If Kapil’s Devils on the Lord’s balcony in 1983 put India on top of the world, the champagne-drenched players taking a victory lap inside and on top of Ravi Shastri’s Audi in the 1985 World Championship at the Melbourne Cricket Ground showed it belonged there.
Since then, there have been joyous trips, ignominious trips and controversial trips Down Under, but the relationship between India and cricket in the land where it looks like it truly belongs (at least on TV), has been cemented forever in the minds of those who experienced those quintessential Aussie mornings.

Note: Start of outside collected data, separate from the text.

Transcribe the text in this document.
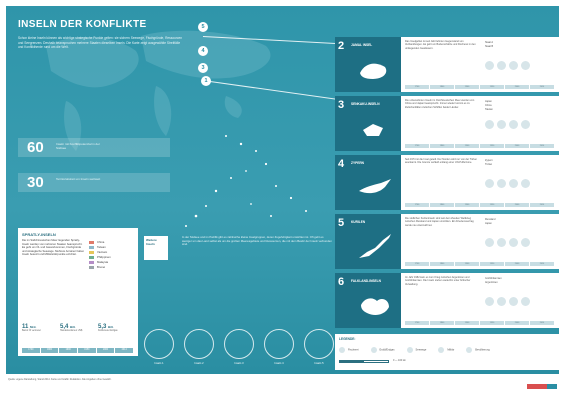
INSELN DER KONFLIKTE
Schon kleine Inseln können als wichtige strategische Punkte gelten: sie sichern Seewege, Fischgründe, Ressourcen und Seegrenzen. Deshalb beanspruchen mehrere Staaten dieselben Inseln. Die Karte zeigt ausgewählte Streitfälle und Konfliktherde rund um die Welt.
60	Inseln mit Konfliktpotenzial in der Südsee
30	Territorialstreit um Inseln weltweit
5
4
3
1
SPRATLY-INSELN
Die im Südchinesischen Meer liegenden Spratly-Inseln werden von mehreren Staaten beansprucht. Es geht um Öl- und Gasvorkommen, Fischgründe und strategische Seewege. Mehrere Anrainer haben Inseln besetzt und Militärstützpunkte errichtet.
China
Taiwan
Vietnam
Philippinen
Malaysia
Brunei
11 Mrd.
Barrel Öl vermutet
5,4 Bill.
Handelsvolumen US$
5,3 Bill.
Kubikmeter Erdgas
1700	1800	1900	1950	2000	2014
Weitere Inseln
In der Südsee und im Pazifik gibt es zahlreiche kleine Inselgruppen, deren Zugehörigkeit umstritten ist. Oft geht es weniger um das Land selbst als um die großen Meeresgebiete und Ressourcen, die mit dem Besitz der Inseln verbunden sind.
Inseln 1	Inseln 2	Inseln 3	Inseln 4	Inseln 5
2 JAMAL INSEL
Das Inselgebiet ist seit Jahrzehnten Gegenstand von Verhandlungen. Es geht um Bodenschätze und Fischerei in den umliegenden Gewässern.
Staat A
Staat B
1700	1800	1900	1950	2000	2014
3 SENKAKU-INSELN
Die unbewohnten Inseln im Ostchinesischen Meer werden von China und Japan beansprucht. Immer wieder kommt es zu Zwischenfällen zwischen Schiffen beider Länder.
Japan
China
Taiwan
1700	1800	1900	1950	2000	2014
4 ZYPERN
Seit 1974 ist die Insel geteilt. Der Norden wird nur von der Türkei anerkannt. Die Grenze verläuft entlang einer UN-Pufferzone.
Zypern
Türkei
1700	1800	1900	1950	2000	2014
5 KURILEN
Die südlichen Kurileninseln sind seit dem Zweiten Weltkrieg zwischen Russland und Japan umstritten. Ein Friedensvertrag wurde nie unterzeichnet.
Russland
Japan
1700	1800	1900	1950	2000	2014
6 FALKLAND-INSELN
Im Jahr 1982 kam es zum Krieg zwischen Argentinien und Großbritannien. Die Inseln stehen weiterhin unter britischer Verwaltung.
Großbritannien
Argentinien
1700	1800	1900	1950	2000	2014
LEGENDE:
Fischerei	Erdöl/Erdgas	Seewege	Militär	Bevölkerung
0 — 100 km
Quelle: eigene Darstellung, Stand 2014. Karte und Grafik: Redaktion. Alle Angaben ohne Gewähr.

For newer entrants to cricket from Australia, the experience has remained not so exhilarating for four principal reasons. One, there is so much cricket these days, most of it of the slam-bang Twenty20 variety, that the joy of watching a Test match in its entirety has slowly been rendered meaningless.

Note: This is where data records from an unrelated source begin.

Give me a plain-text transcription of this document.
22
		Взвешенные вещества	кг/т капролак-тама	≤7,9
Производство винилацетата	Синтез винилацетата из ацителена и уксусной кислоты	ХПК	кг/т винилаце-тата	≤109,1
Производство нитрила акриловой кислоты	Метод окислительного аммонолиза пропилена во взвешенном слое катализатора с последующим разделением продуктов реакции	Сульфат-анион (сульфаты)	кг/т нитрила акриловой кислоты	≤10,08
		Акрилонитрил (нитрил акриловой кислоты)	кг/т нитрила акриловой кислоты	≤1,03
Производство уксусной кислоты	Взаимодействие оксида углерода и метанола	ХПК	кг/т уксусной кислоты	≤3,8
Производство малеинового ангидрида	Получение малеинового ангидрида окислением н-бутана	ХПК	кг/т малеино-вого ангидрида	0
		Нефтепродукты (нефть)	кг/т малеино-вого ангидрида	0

Two, the explosion of TV in India has made the best of entertainment – live sport or otherwise – so easily available, that we don’t have the time to engage with events, just to consume them.
Three, over time cricket pitches in Australia have become different characters altogether – Perth is no longer menacing, the Gabba in Brisbane is no longer zippy in the mornings and early evenings, and a straight six at the Adelaide Oval is no longer the stuff of fairytales.
Four, for those who were willing to brave through these societal changes and remain cricketing purists, at some point in the last decade, someone decided to ‘Indianise’ the cricket telecast from Australia by shipping our own commentators, removing the walking ducks, and even the ultimate travesty of re-inverting the score. (It’s akin to travelling on an exotic holiday but insisting on eating only Indian cuisine.)
So, now that another India tour of Australia is underway, I try (but don’t always manage) to wake up in the mornings and spend a couple of quilted hours, cherishing the game’s purest form, raising a toast to nostalgia. You should too, and perhaps we can celebrate our shared triumph as fellow warriors.